Feb. 6 (Bloomberg) -- Deutsche Bank AG, Europe’s biggest bank by assets, suspended five traders in Frankfurt amid an internal probe into alleged attempts to rig interbank lending rates, according to a person familiar with the matter.
The traders, who were suspended yesterday, counted rates submissions among their responsibilities, said the person, who asked not to be identified because the decision hasn’t been made public.
Regulators from Canada to Switzerland are investigating whether more than a dozen banks, including Deutsche Bank, colluded to rig lending rates. Royal Bank of Scotland Group Plc, Britain’s biggest publicly owned lender, was fined about $612 million by U.S. and U.K. authorities today.

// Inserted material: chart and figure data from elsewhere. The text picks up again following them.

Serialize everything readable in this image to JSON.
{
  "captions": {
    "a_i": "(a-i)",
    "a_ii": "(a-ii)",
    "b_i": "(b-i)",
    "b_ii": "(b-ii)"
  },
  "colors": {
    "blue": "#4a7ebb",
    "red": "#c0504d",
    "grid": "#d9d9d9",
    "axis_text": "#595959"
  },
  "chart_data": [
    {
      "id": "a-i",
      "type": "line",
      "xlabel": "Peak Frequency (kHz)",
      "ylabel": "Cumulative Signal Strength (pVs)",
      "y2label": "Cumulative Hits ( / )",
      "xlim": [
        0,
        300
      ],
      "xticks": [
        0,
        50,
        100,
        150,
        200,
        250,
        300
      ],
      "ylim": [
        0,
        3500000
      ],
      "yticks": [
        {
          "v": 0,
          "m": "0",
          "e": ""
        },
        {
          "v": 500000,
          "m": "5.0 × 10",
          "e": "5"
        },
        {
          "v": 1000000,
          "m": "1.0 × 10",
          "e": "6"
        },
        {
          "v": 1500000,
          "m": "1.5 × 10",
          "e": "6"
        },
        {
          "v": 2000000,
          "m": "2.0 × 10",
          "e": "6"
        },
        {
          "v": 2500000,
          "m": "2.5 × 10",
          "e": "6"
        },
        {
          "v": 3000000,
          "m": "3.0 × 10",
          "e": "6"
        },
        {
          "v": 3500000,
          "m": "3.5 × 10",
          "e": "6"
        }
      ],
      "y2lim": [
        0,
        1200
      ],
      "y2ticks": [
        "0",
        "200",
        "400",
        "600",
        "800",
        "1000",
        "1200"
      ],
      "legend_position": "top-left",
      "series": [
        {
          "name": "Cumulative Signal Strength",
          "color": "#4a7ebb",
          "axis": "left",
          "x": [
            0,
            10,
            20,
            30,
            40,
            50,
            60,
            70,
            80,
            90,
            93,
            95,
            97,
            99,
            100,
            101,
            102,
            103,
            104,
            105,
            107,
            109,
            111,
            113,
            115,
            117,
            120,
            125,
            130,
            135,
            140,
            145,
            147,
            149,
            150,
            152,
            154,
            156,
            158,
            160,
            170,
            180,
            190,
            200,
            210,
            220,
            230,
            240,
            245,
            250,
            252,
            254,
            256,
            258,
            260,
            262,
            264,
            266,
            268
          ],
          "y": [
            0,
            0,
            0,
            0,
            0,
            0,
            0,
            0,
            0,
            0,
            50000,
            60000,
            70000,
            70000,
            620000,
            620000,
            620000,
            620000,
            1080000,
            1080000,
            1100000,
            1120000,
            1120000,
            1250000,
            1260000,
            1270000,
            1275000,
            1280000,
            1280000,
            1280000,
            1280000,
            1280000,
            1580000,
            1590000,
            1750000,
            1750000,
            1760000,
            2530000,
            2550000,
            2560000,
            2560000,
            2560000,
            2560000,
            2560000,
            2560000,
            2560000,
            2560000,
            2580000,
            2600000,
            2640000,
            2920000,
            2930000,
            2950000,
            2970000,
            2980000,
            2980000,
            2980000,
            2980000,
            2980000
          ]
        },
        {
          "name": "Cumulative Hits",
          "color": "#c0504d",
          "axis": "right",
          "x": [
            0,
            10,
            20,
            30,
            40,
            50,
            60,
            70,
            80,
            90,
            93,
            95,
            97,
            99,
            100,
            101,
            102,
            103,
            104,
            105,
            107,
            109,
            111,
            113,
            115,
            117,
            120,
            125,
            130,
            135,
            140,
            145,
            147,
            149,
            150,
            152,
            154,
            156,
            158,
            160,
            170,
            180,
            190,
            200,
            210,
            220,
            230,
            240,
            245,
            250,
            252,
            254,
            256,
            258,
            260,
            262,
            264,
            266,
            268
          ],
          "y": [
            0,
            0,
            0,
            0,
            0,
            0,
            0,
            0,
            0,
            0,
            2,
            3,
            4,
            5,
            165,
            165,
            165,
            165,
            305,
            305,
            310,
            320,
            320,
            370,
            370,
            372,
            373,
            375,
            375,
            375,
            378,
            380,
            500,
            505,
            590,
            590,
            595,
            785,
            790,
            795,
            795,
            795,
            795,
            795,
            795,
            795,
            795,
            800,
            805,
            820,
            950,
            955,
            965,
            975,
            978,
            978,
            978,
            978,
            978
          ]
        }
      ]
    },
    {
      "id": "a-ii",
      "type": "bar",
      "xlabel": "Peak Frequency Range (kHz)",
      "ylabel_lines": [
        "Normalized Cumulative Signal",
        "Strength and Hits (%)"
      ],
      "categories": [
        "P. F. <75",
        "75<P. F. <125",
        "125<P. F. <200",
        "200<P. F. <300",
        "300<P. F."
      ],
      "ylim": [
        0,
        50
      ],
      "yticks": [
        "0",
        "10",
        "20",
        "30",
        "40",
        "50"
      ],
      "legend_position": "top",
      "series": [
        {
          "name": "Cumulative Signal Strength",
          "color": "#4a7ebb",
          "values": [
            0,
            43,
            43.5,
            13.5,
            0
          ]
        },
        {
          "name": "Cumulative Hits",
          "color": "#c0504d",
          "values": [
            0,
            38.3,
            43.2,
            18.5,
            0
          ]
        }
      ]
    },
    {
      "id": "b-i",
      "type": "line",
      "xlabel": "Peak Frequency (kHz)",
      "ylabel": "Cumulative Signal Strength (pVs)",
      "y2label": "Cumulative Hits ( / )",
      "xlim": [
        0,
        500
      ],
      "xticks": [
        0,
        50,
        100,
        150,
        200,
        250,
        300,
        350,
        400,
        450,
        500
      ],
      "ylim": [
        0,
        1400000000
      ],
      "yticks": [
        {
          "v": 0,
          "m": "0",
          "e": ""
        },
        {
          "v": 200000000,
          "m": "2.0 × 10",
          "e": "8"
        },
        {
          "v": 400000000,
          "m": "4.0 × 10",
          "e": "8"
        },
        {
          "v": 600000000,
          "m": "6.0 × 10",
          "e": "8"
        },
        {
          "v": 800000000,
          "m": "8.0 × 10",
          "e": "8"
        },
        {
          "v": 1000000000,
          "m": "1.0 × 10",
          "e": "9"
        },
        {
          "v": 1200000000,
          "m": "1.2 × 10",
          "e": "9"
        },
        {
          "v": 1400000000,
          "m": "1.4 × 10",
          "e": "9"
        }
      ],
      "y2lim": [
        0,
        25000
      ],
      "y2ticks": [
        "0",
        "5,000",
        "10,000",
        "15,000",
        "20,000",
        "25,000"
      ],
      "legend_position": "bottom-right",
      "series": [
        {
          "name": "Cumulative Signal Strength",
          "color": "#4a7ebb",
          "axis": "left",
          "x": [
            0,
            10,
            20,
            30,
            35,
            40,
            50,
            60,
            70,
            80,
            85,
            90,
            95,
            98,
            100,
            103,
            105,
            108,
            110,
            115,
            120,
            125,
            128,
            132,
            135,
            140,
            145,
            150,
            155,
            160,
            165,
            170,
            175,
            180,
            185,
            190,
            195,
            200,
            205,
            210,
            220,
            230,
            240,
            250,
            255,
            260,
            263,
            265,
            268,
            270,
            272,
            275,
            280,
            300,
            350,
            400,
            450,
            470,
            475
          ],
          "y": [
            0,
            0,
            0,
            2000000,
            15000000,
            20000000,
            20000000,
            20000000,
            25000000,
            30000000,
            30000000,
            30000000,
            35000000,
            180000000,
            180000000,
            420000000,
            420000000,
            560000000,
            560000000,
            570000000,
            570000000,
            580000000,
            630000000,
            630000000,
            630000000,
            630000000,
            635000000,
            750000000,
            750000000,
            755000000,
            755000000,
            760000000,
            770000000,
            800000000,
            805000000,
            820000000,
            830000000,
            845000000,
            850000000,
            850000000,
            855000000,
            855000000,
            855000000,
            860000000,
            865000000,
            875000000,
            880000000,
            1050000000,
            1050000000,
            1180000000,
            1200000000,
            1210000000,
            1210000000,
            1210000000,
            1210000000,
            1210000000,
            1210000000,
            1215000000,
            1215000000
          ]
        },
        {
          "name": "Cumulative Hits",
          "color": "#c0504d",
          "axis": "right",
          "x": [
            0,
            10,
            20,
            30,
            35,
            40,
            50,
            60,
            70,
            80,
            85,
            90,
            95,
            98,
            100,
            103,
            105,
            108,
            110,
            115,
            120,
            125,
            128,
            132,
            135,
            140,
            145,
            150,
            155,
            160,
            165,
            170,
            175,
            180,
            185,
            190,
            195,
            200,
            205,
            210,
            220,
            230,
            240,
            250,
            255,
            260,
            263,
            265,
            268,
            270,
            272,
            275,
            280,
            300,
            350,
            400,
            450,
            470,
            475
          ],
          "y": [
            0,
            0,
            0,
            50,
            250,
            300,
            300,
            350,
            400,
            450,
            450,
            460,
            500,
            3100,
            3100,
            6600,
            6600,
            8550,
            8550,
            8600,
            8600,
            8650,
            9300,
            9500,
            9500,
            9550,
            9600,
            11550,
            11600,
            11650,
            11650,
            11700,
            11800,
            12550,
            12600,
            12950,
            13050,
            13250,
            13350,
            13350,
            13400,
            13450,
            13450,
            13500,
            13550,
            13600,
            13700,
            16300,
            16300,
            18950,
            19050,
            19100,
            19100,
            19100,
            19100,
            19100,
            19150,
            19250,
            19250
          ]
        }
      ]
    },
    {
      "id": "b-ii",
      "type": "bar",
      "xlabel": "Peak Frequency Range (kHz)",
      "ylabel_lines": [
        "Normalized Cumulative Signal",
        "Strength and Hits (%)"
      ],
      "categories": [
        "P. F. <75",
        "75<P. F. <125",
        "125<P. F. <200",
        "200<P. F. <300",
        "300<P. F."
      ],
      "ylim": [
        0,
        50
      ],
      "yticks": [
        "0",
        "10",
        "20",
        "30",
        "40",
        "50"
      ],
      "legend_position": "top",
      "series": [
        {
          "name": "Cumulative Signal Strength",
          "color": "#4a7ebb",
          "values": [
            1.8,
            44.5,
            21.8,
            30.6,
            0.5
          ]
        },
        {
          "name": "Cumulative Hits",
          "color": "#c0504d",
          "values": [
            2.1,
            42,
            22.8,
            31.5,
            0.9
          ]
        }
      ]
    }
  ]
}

Deutsche Bank declined to say whether it had suspended any employees. It repeated in an e-mailed statement that it will suspend or dismiss traders found to have acted inappropriately.
The company said in July that an internal investigation found misconduct by individual employees of the bank related to interbank rates, though no wrongdoing by any current or former members of the board. Deutsche Bank dismissed two traders at the end of 2011 for suspected manipulation of the rates.
The bank probably won’t resolve all issues pertaining to alleged manipulation this year, Stephan Leithner, the company’s management board member for legal affairs, said last week.